Санья долго смотрела на небо, а я смотрела на нее. В колыхающихся отблесках небесного сияния ее лицо было цвета кости или, скорей, раковины, когда ту облепили водоросли, а руки казались похожими на две морские звезды в вечернем свете. Вдруг я представила себе, как они пытаются спрятаться под камень на дне моря, куда не достает свет солнца — туда, где прозрачные, продолговатые существа не издают ни звука и не мечтают о другом мире.
— Вижу, — произнесла она после долгого молчания. — Я вижу их.
Санья положила руку мне на плечо; через тонкую ткань одежды я ощутила ее тепло, почувствовала каждый изгиб ее пальцев, словно это солнце нарисовало их на моей коже. И мне стало хорошо: в фонаре поблескивали огневки, по небу продолжали плыть морские драконы, и мир медленно и неуклонно вращался вокруг себя.
Тихим утром я шла домой, завернувшись в платок. Дорога из деревни к домику чайного мастера не была такой уж длинной, а тени от деревьев не казались высокими.
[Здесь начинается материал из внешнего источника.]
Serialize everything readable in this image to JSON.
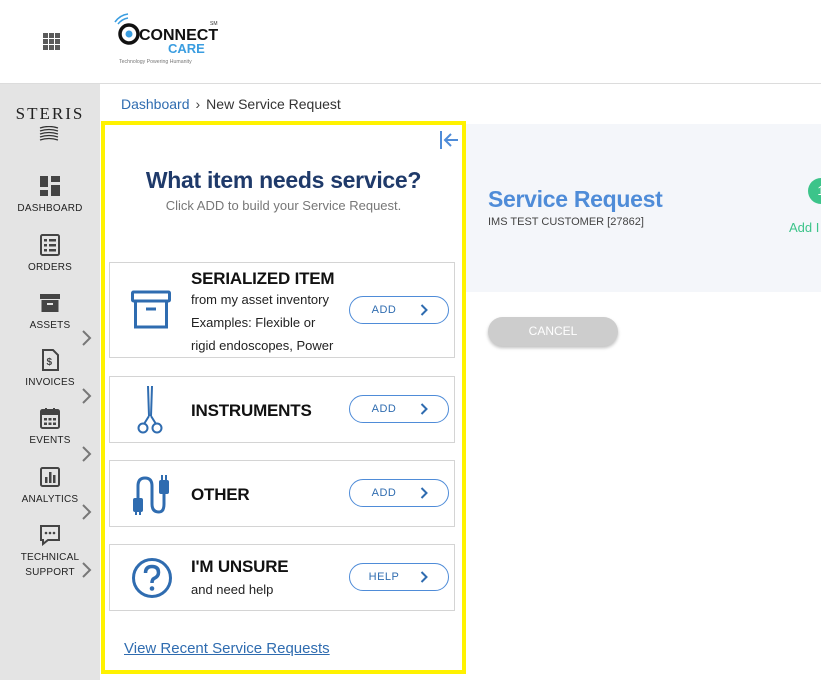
{
  "header": {
    "apps_icon": "apps-grid-icon",
    "logo": {
      "line1": "CONNECT",
      "line2": "CARE",
      "sm": "SM",
      "tagline": "Technology Powering Humanity"
    }
  },
  "sidebar": {
    "brand": "STERIS",
    "items": [
      {
        "label": "DASHBOARD",
        "icon": "dashboard-icon",
        "has_submenu": false
      },
      {
        "label": "ORDERS",
        "icon": "orders-icon",
        "has_submenu": true
      },
      {
        "label": "ASSETS",
        "icon": "assets-icon",
        "has_submenu": true
      },
      {
        "label": "INVOICES",
        "icon": "invoices-icon",
        "has_submenu": true
      },
      {
        "label": "EVENTS",
        "icon": "events-icon",
        "has_submenu": true
      },
      {
        "label": "ANALYTICS",
        "icon": "analytics-icon",
        "has_submenu": true
      },
      {
        "label_line1": "TECHNICAL",
        "label_line2": "SUPPORT",
        "icon": "technical-support-icon",
        "has_submenu": false
      }
    ]
  },
  "breadcrumb": {
    "root": "Dashboard",
    "separator": "›",
    "current": "New Service Request"
  },
  "main": {
    "title": "Service Request",
    "customer": "IMS TEST CUSTOMER [27862]",
    "add_partial": "Add I",
    "step_partial": "1",
    "cancel_label": "CANCEL"
  },
  "panel": {
    "title": "What item needs service?",
    "subtitle": "Click ADD to build your Service Request.",
    "cards": [
      {
        "title": "SERIALIZED ITEM",
        "line1": "from my asset inventory",
        "line2": "Examples: Flexible or",
        "line3": "rigid endoscopes, Power",
        "button": "ADD",
        "icon": "archive-box-icon"
      },
      {
        "title": "INSTRUMENTS",
        "button": "ADD",
        "icon": "surgical-scissors-icon"
      },
      {
        "title": "OTHER",
        "button": "ADD",
        "icon": "cable-plug-icon"
      },
      {
        "title": "I'M UNSURE",
        "line1": "and need help",
        "button": "HELP",
        "icon": "question-circle-icon"
      }
    ],
    "recent_link": "View Recent Service Requests"
  },
  "colors": {
    "brand_blue": "#4f8cd8",
    "link_blue": "#2f6cb0",
    "title_navy": "#1f3a6a",
    "highlight_yellow": "#fff200",
    "accent_green": "#3cc48a",
    "sidebar_bg": "#e4e4e4"
  }
}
Во рту был вкус вчерашней еды и ночи, и мне хотелось пожевать листики мяты. Пройдя через ворота, я легонько задела колокольчик в знак приветствия и, вместо того чтобы пойти к дому, повернула к саду камней. Помню, как стебельки щекотали мне лодыжки и кожа наслаждалась прохладой утренней росы.
Сейчас моя память покрыта снегами, ей нельзя доверять, как и тонкому льду, но я все помню.
Увидев ее, я остановилась.
Темная худая фигура стояла на краю сада около чайных кустов и ждала.
У меня сжалось сердце, я не могла сделать и шага.
Фигура повернулась и пошла прочь, пока не исчезла за чайными кустами. Какое-то мгновение ветви деревьев качались там, куда она ушла, но потом успокоились.
Преодолев навалившуюся тяжесть, я бросилась к дому.
В прихожей висел потухший фонарь, и глазам потребовалось время, чтобы привыкнуть к темноте. Отец лежал на полу с искаженным болью лицом, а рядом с ним валялась разбитая бутылка. Вода растеклась по полу, намочив его одежду.